Headshot of Kaitlyn Avidan

 

Name: Kaitlyn Avidan
Hometown: Hastings, Minn.
Major: Environmental engineering, environmental science
Position: Water resources designer at Stantec

Since enrolling at the University of Wisconsin-River Falls, Kaitlyn Avidan dreamed of working for Stantec, a global design and consulting business that works on a wide range of infrastructure and facilities projects. 

Being hired by the company with more than 450 locations across North America and offices on six continents didn’t seem likely at first, said Kaitlyn, an environmental engineering major from Hastings, Minn. She applied for numerous positions with the company and gave her resume to Stantec representatives at job fairs. But she never heard anything back. 

“I applied for jobs. I gave them my resume at career fairs. But I never got any responses,” Kaitlyn recalled. 

Then she unexpectedly received a call from Stantec in January asking if she wanted to be interviewed for a position in its Twin Cities office. She put her best foot forward and a few weeks later she was offered the job. 

Kaitlyn was really shocked at the job offer and grateful, she said. She accepted the position as a water resources designer and is extremely excited to begin working on May 13, just nine days after she graduates from UWRF with a degree in environmental engineering. 

“I am honored that I will be working for one of the top 10 design firms in the world,” she said. “The opportunities there are endless. I will be surrounded by really smart people doing really good work.”

As much as she hoped to work at Stantec, Kaitlyn said she was torn when she was offered the job there. She had just accepted a position as a water resources engineer for another company, Westwood Professional Services, a national engineering firm she had interned with. But the Stantec position was too good to pass up, she decided. 

The fact that Kaitlyn received two job offers several months before graduation from prestigious engineering companies is testament to the quality education she received at UWRF, she said. She credits the small class size and personal attention from professors as keys to her success. 

“That nearly one-on-one attention is very advantageous for this kind of high-level science work,” she said.

Kaitlyn praised UWRF faculty for working with industry to find out what programs and equipment are used in the workplace and making sure students have access to that same equipment. She mentioned faculty members Patrick Woolcock, Joel Peterson and Jill Coleman Wasik as dedicated teachers who inspired her to learn more.

“All my professors know what my dreams and aspirations are, and they are willing to help me achieve them. They support us as students not just in school but in all of our passions,” she said.

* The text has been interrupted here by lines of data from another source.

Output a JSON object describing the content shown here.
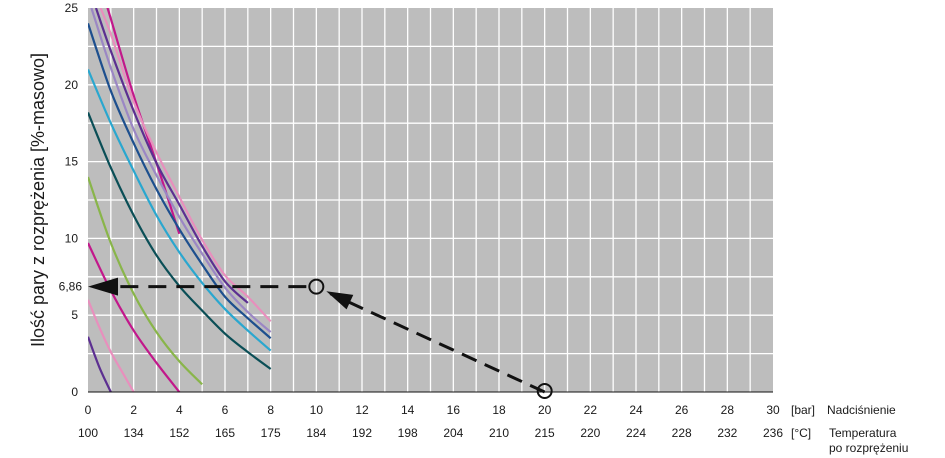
{
  "chart_data": {
    "type": "line",
    "ylabel": "Ilość pary z rozprężenia [%-masowo]",
    "xlim": [
      0,
      30
    ],
    "ylim": [
      0,
      25
    ],
    "grid": true,
    "y_ticks": [
      "0",
      "5",
      "10",
      "15",
      "20",
      "25"
    ],
    "x_ticks": [
      0,
      2,
      4,
      6,
      8,
      10,
      12,
      14,
      16,
      18,
      20,
      22,
      24,
      26,
      28,
      30
    ],
    "x_tick_labels_bar": [
      "0",
      "2",
      "4",
      "6",
      "8",
      "10",
      "12",
      "14",
      "16",
      "18",
      "20",
      "22",
      "24",
      "26",
      "28",
      "30"
    ],
    "x_tick_labels_temp": [
      "100",
      "134",
      "152",
      "165",
      "175",
      "184",
      "192",
      "198",
      "204",
      "210",
      "215",
      "220",
      "224",
      "228",
      "232",
      "236"
    ],
    "x_unit_bar": "[bar]",
    "x_unit_temp": "[°C]",
    "x_caption_bar": "Nadciśnienie",
    "x_caption_temp": [
      "Temperatura",
      "po rozprężeniu"
    ],
    "annotation": {
      "value_label": "6,86",
      "start": {
        "x": 20,
        "y": 0
      },
      "point": {
        "x": 10,
        "y": 6.86
      }
    },
    "series": [
      {
        "color": "#c2188b",
        "x": [
          0.85,
          1.0,
          2.0,
          3.0,
          4.0
        ],
        "y": [
          25,
          24.3,
          19.3,
          14.9,
          10.3
        ]
      },
      {
        "color": "#e88fbd",
        "x": [
          0.55,
          1.0,
          2.0,
          3.0,
          4.0,
          5.0,
          6.0,
          7.0,
          8.0
        ],
        "y": [
          25,
          23.3,
          18.9,
          15.6,
          12.7,
          9.9,
          7.6,
          6.2,
          4.6
        ]
      },
      {
        "color": "#5c2f91",
        "x": [
          0.35,
          1.0,
          2.0,
          3.0,
          4.0,
          5.0,
          6.0,
          7.0
        ],
        "y": [
          25,
          22.2,
          18.3,
          14.9,
          12.2,
          9.5,
          7.2,
          5.8
        ]
      },
      {
        "color": "#9b87c4",
        "x": [
          0.15,
          1.0,
          2.0,
          3.0,
          4.0,
          5.0,
          6.0,
          7.0,
          8.0
        ],
        "y": [
          25,
          21.1,
          17.1,
          14.1,
          11.4,
          9.0,
          6.8,
          5.2,
          3.9
        ]
      },
      {
        "color": "#1d4f8e",
        "x": [
          0.0,
          1.0,
          2.0,
          3.0,
          4.0,
          5.0,
          6.0,
          7.0,
          8.0
        ],
        "y": [
          24.0,
          19.6,
          16.2,
          13.2,
          10.6,
          8.3,
          6.2,
          4.8,
          3.5
        ]
      },
      {
        "color": "#2aa7cf",
        "x": [
          0.0,
          1.0,
          2.0,
          3.0,
          4.0,
          5.0,
          6.0,
          7.0,
          8.0
        ],
        "y": [
          21.0,
          17.5,
          14.4,
          11.5,
          9.1,
          7.1,
          5.4,
          4.0,
          2.7
        ]
      },
      {
        "color": "#0a4e56",
        "x": [
          0.0,
          1.0,
          2.0,
          3.0,
          4.0,
          5.0,
          6.0,
          7.0,
          8.0
        ],
        "y": [
          18.2,
          14.6,
          11.5,
          8.9,
          6.9,
          5.3,
          3.8,
          2.6,
          1.5
        ]
      },
      {
        "color": "#89b54a",
        "x": [
          0.0,
          1.0,
          2.0,
          3.0,
          4.0,
          5.0
        ],
        "y": [
          14.0,
          9.7,
          6.4,
          3.9,
          2.0,
          0.5
        ]
      },
      {
        "color": "#c2188b",
        "x": [
          0.0,
          1.0,
          2.0,
          3.0,
          4.0
        ],
        "y": [
          9.7,
          6.6,
          4.0,
          1.9,
          0.0
        ]
      },
      {
        "color": "#e88fbd",
        "x": [
          0.0,
          0.5,
          1.0,
          1.5,
          2.0
        ],
        "y": [
          6.0,
          4.2,
          2.6,
          1.3,
          0.0
        ]
      },
      {
        "color": "#5c2f91",
        "x": [
          0.0,
          0.5,
          1.0
        ],
        "y": [
          3.6,
          1.6,
          0.0
        ]
      }
    ]
  }
}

Kaitlyn grew up loving nature and credits her parents with immersing her in the outdoors throughout her childhood. She initially studied environmental science at UWRF but decided she could have a bigger impact by studying environmental engineering instead.

“With environmental science, you understand and discover the problems. But with environmental engineering I feel like I can come up with solutions to those problems,” she said. 

Kaitlyn is set to take her passion to the workplace where she plans to use the skills she has learned at UWRF to limit the impacts of infrastructure projects on nature. 

“I always believed in doing the right thing by mother nature,” she said. “Now I get the opportunity to do that in a big way at my job, and I am so excited to do that work.”